If prices stay high, consumers will have to pay more: MK Surana, HPCL
Oil marketing companies will have no option but to pass on the higher prices of petrol and diesel to consumers if the current surge in global crude prices sustains, says Hindustan Petroleumchairman MK Surana, quickly adding that he doesn’t think the price trends can go on for long. In an interview to ET’s Sanjeev Choudhary, Surana says the movement of crude, crack and exchange rate will decide the product prices.
How do you see sanctions against Iran impacting Indian refiners?
It’s early days and the full import of the sanctions would be clearer only with time. We will have to look at the nature of the sanctions, its modalities and the way it’s implemented. We have dealt with sanctions against Iran before, but this time it’s a little different. Europe is thinking differently. EU has several trade arrangements with Iran and that would have some bearing on the issue. For refiners, the most important thing is oil supply. There are alternative sources of supply available, so it shouldn’t be an issue for refiners though Iran does offer some freight concessions. During last sanction, the US didn’t export oil but today, it does. Last time, people grappled with the problem and slowly figured out some solutions. Those experiences would surely be useful this time.
Oil prices are rocketing...
There is no reason for crude oil to spike since there are enough global inventory though production in Venezuela and Libya have been dropping.
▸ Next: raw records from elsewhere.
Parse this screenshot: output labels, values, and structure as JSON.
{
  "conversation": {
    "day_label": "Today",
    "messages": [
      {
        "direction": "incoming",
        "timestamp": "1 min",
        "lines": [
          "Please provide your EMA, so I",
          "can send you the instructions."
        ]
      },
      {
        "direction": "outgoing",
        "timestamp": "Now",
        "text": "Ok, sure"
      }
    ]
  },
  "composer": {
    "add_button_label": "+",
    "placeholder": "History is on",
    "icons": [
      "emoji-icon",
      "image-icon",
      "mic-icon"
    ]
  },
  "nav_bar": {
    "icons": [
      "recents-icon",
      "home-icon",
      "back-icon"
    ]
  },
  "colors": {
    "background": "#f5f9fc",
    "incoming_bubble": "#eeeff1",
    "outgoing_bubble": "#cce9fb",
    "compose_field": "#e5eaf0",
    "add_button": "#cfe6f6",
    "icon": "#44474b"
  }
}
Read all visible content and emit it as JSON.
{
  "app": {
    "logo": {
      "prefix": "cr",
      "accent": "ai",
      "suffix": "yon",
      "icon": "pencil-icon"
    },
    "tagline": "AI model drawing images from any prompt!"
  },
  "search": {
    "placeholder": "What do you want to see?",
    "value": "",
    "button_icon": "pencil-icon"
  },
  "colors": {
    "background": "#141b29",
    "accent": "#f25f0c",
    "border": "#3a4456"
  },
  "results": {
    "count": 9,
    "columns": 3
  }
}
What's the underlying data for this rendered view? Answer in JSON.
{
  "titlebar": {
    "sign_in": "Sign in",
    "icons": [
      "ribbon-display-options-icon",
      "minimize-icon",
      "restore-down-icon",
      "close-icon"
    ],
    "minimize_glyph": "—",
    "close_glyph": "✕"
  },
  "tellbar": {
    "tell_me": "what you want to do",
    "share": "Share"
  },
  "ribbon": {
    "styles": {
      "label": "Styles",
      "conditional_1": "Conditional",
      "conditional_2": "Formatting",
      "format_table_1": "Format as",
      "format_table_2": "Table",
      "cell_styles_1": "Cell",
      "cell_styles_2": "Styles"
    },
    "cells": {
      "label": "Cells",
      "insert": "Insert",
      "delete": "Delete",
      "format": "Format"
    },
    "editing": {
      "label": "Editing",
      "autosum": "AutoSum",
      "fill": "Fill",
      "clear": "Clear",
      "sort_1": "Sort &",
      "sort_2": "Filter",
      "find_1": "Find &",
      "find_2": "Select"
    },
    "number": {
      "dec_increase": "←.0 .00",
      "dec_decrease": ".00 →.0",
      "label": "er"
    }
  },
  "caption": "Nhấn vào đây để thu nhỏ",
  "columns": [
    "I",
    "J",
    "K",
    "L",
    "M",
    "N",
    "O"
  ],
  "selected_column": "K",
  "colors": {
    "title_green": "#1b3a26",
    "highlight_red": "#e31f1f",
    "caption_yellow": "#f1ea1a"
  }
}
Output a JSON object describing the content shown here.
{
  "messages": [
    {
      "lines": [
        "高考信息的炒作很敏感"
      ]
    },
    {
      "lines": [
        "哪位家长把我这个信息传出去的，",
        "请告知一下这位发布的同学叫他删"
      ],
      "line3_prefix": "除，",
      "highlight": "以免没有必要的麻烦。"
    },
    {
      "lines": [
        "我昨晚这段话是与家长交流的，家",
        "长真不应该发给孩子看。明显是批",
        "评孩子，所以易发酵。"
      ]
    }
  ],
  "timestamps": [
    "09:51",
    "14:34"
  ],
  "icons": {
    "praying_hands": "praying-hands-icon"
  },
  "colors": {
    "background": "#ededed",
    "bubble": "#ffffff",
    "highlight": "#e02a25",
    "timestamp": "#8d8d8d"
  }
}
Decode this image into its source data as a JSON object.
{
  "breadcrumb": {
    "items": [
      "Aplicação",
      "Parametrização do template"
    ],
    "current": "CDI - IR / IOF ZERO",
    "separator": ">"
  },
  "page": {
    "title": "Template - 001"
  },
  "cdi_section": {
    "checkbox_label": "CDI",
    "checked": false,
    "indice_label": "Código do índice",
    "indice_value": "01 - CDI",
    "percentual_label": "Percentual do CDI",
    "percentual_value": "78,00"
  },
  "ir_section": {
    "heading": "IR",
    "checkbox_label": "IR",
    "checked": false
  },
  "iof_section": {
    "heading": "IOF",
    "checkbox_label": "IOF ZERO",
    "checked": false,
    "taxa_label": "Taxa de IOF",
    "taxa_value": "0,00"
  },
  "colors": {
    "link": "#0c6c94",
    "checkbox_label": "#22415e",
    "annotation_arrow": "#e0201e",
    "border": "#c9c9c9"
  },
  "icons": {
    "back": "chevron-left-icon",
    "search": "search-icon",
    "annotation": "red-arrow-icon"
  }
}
Paper trading is substantially higher than physical trading now. Speculative trading will have to unwind at some point. Prices may cool down then. If you look at fundamentals, a price below $70 looks more reasonable than the current range of $70-80 a barrel.
A lot of effort went into paying Iran for supplies during the last sanctions. Would it be manageable this time?
The issue of payment depends on the nature of sanctions. Last time, reinsurance was a problem but we figured out a solution. This time, the EU is keen on getting things resolved. We need more details on the sanctions but think we will be able to find a payment solution this time round too.
Such a price surge means fuel prices in India too will have to go up sharply. We don’t think current price trends can go on for long. Yet, if prices were to stay high on a sustained basis, we will have no option but to pass on the hike to consumers. The movement of crude, crack and exchange rate will decide the product prices.